We sat down an' behaved like the commonest kind o' people. You
never saw anybody sicker of romantics than I was when I thought of
them two loons that called themselves Mrs. Andrew Jackson and
General Tom Thumb. I dropped Miguel altogether, an' he dropped
Jiguel, which was a relief to me, an' I took strong to Jonas, even
callin' him Jone, which I consider a good deal uglier an' commoner
even than Jonas. He didn't like this much, but said that if it
would help me out of the Miguel, he didn't care.
"Well, on the mornin' of the next day I went into the little front
room that they called the office, to see if there was a letter for
us yet, an' there wasn't nobody there to ask. But I saw a pile of
letters under a weight on the table, an' I jus' looked at these to
see if one of 'em was for us, an' if there wasn't the very letter
Jone had written to the doctor! They'd never sent it! I rushes
back to Jone an' tells him, an' he jus' set an' looked at me
without sayin' a word. I didn't wonder he couldn't speak.

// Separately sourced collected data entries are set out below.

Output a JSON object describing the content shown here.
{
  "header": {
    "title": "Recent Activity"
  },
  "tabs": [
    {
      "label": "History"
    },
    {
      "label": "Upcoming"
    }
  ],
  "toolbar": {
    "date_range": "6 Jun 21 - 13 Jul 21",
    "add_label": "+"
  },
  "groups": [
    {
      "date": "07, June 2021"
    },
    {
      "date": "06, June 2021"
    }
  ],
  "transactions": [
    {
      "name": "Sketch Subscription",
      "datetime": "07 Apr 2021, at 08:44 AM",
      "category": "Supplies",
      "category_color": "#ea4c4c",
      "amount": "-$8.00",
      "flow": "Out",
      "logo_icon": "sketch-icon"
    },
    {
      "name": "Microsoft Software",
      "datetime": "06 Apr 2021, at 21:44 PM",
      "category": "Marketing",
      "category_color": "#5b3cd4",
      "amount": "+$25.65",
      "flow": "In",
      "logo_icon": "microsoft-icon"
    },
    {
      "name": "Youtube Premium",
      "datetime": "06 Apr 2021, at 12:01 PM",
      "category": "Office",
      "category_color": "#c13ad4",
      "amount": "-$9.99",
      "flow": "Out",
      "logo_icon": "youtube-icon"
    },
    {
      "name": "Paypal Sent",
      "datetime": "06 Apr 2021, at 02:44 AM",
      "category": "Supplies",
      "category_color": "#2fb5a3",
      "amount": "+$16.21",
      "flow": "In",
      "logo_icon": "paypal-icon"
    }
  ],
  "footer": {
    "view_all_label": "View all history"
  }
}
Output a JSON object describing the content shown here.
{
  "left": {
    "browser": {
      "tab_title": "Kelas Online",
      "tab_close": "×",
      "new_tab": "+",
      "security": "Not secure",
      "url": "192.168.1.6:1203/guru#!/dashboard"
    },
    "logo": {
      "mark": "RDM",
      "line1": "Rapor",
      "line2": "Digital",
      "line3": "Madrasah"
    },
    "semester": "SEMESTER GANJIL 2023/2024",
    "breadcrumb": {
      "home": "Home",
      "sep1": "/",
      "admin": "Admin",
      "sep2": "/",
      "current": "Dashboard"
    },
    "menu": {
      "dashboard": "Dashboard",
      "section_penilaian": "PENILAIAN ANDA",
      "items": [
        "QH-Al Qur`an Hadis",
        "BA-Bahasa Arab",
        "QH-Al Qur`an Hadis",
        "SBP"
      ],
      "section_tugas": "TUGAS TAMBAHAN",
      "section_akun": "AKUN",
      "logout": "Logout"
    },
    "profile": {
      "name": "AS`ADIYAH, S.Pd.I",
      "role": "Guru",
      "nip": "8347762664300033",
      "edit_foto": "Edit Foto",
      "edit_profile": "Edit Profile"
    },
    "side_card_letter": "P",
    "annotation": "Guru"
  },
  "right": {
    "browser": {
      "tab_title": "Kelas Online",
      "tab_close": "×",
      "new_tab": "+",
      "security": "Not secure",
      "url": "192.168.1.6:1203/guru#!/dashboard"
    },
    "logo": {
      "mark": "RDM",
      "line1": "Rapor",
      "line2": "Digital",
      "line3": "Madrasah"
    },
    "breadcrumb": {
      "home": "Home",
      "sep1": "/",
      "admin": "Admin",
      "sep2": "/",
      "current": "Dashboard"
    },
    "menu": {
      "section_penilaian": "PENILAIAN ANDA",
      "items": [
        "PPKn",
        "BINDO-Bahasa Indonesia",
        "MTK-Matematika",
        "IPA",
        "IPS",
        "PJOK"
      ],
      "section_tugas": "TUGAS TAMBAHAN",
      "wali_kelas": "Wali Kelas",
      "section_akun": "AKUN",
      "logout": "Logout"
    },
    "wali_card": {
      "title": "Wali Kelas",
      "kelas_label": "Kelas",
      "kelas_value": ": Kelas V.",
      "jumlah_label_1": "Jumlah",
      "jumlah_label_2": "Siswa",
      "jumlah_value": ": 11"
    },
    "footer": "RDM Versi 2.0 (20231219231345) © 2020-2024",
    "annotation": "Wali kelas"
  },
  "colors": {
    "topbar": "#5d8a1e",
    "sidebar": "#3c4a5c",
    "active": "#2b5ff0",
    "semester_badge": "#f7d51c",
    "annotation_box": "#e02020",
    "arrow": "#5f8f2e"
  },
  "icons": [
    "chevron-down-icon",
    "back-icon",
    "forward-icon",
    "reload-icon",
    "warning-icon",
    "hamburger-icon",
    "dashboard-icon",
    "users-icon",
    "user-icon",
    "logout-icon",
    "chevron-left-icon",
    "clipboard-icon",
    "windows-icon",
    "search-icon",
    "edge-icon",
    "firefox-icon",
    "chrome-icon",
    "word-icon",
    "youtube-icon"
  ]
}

"'I'll go an' let them people know what I think of 'em,' says I.
"'Don't do that,' said Jone, catchin' me by the sleeve. 'It wont
do no good. Leave the letter there, an' don't say nothin' about
it. We'll stay here till afternoon quite quiet, an' then we'll go
away. That garden wall isn't high.'
"'An' how about the trunk?' says I.
"'Oh, we'll take a few things in our pockets, an' lock up the
trunk, an' ask the doctor to send for it when we get to the city.'
"'All right,' says I. An' we went to work to get ready to leave.